Wolves meanwhile had 25 efforts at the Amex and they weren’t on the scoresheet purely because of the brilliance of Maty Ryan, who had three outrageous second half saves to preserve a clean sheet.

It’s asking a lot for Ryan to be that outstanding every week and for Lewis Dunk and Shane Duffy to head away and block everything that comes in their direction. Against a side with more quality than Newcastle or Wolves, we were always likely to be punished and so it proved against Everton.

In Richarlison, the Toffees had the best player on the pitch by some distance. Many eyebrows were raised when Marco Silva paid £50m to Watofrd for a forward who hadn’t scored a goal since November but he was superb at Goodison Park, scoring Everton’s first and third goals in what was a comfortable afternoon for the hosts.

The tone was set virtually from kick off as Gylfi Sigurdsson missed two good chances inside of the first 15 minutes with Everton taking the lead of 26. The Albion’s difficulties in defending set pieces last season were well documented but this was a new one as it was actually from our own corner that the Toffees took the lead.

Alireza Jahanbakhsh’s delivery wasn’t a great one with the ball flying harmlessly to the back post. Everton cleared and within 20 seconds had broken quicker than John Prescott to an all-you-can-buffet with Richarlison finishing past Ryan for 1-0.

It was another largely frustrating afternoon for Jahanbakhsh. He has now started the past four games and while he doesn’t ever do anything badly, he doesn’t really do much right either. He just doesn’t seem to offer much at all, especially not for the club-record £17m paid, other than bringing in the likes and comments of millions of Iranians to the club’s Instagram feed.

Maybe he needs more time to settle in but at the moment he doesn’t offer anymore than Anthony Knockaert, whose place he has taken. There was one moment in the second half when Glenn Murray went apoplectic with rage at Jahanbakhsh which pretty much summed things up and it was a real surprise when Chris Hughton decided to haul Jose Izquierdo rather than the Iranian.

Having said all that, Jahanbakhsh did play a part in the Albion’s equaliser. He started off the well-worked short corner routine that saw the ball passed to March whose cross was then headed in by Lewis Dunk. 1-1 at the break and the game looked nicely balanced.

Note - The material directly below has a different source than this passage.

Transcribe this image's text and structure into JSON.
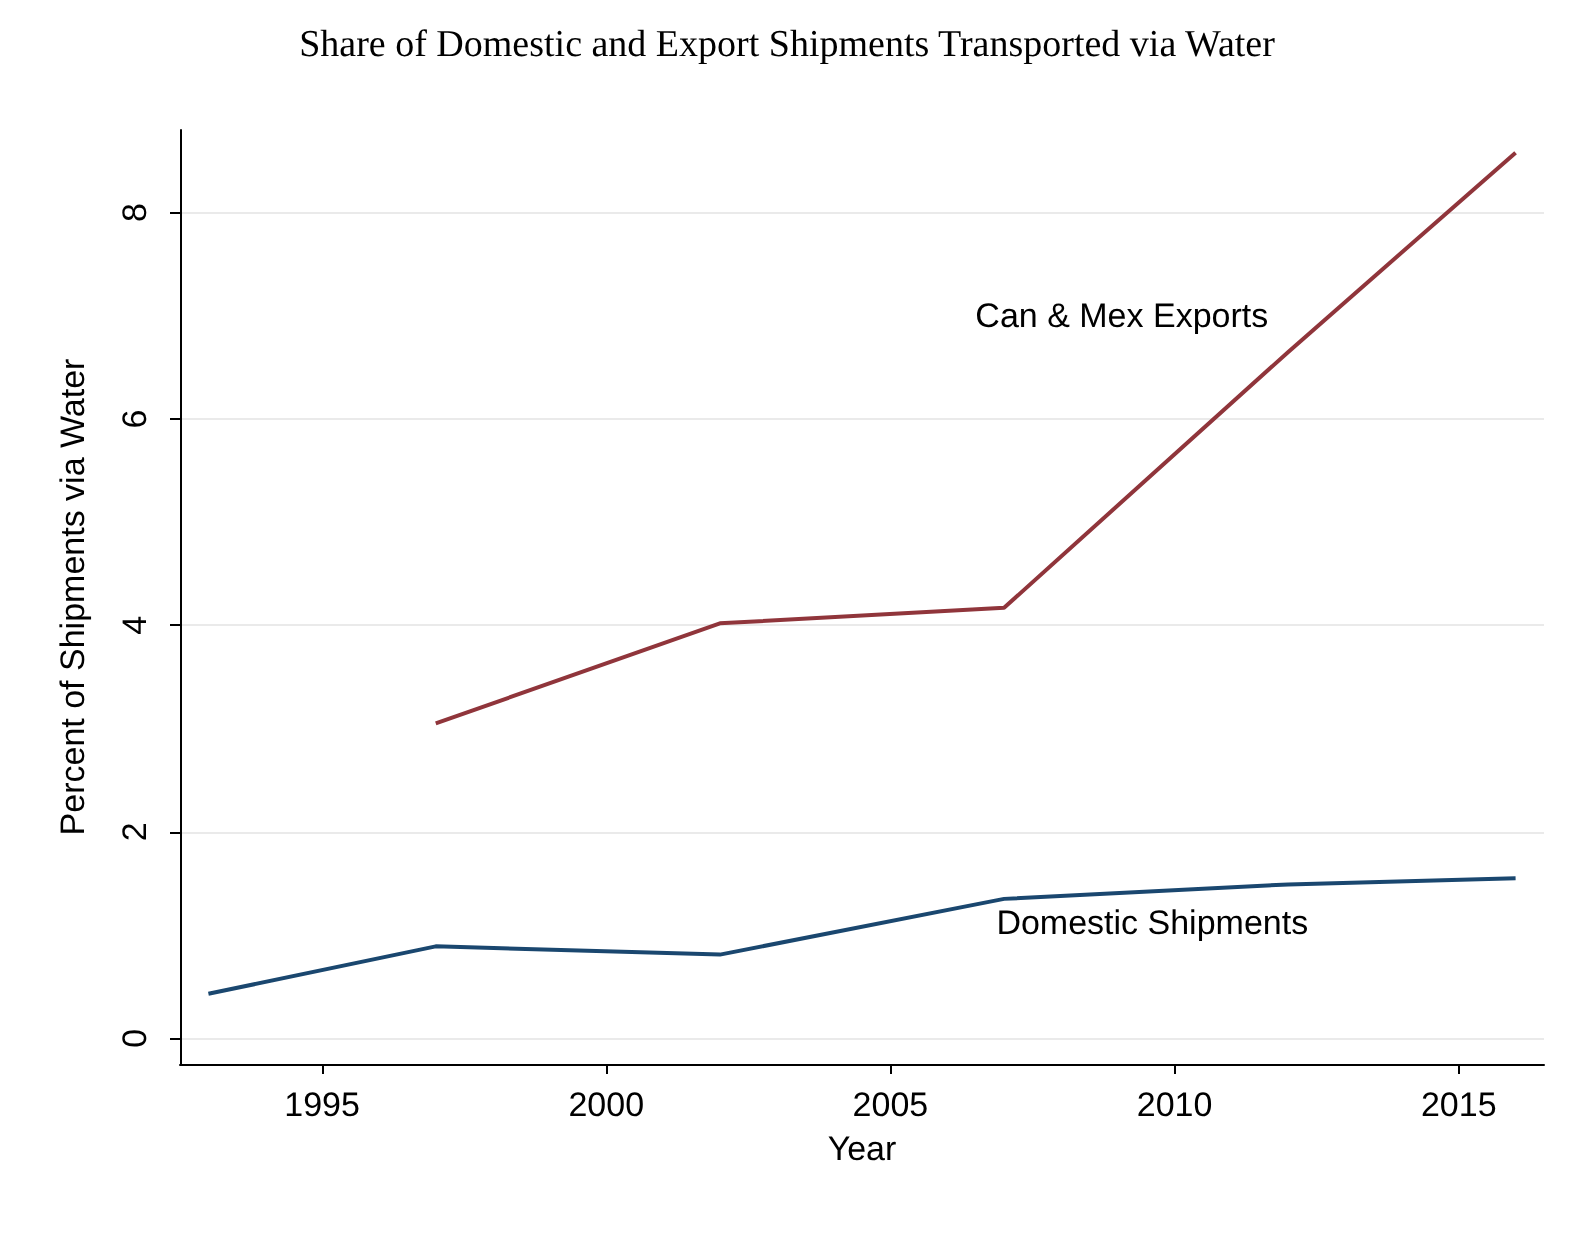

Brighton blew it though in the second half. The Albion weren’t able to string more than a couple of passes together and within five minutes of the restart Everton went back into the lead. They’d hit the post through Idrissa Gueye inside of 120 seconds and there was nothing the upright nor Ryan could do to keep out Seamus Coleman’s effort.

Richarlison put the game beyond doubt with 15 minutes remaining after a terrible effort from Dunk. His loose square pass went straight to the feet of the Brazilian who then went around both Duffy and Ryan to put the result beyond doubt.

It was a real egg-on-face moment for Dunk and couldn’t have come at a worse time given that England manager Gareth Southgate was in the stands. Southgate’s presence seems to bring out the worst in Dunk – the first time he came to check out the defender was away at Huddersfield Town last season when the Albion were woeful in going down to a 2-0 defeat at the John Smiths Stadium. Perhaps it would be best if Southgate stayed away from now on.

Jordan Pickford was finally forced into a meaningful save right at the death when he tipped over a Jahanbakhsh effort and we finally got to see £5m signing from Deportivo La Coruna Florin Andone, who was given the final 10 minutes. It was an interesting cameo from the Romanian striker who looked a real handful in his brief time on the pitch, certainly more so than Jurgen Locadia. With Andone fit, perhaps Hughton will consider playing him and Murray in tandem at home as March again looked a little lost in the number 10 role.



The result brings to an end the Albion’s three game winning run, proving just how hard it is for any side outside of the top six to put together a string of victories in this division. Everton are a quality outfit that look best placed of anyone to break into the European places and given that we’ve never won at Goodison Park before, the result probably shouldn’t come as surprise.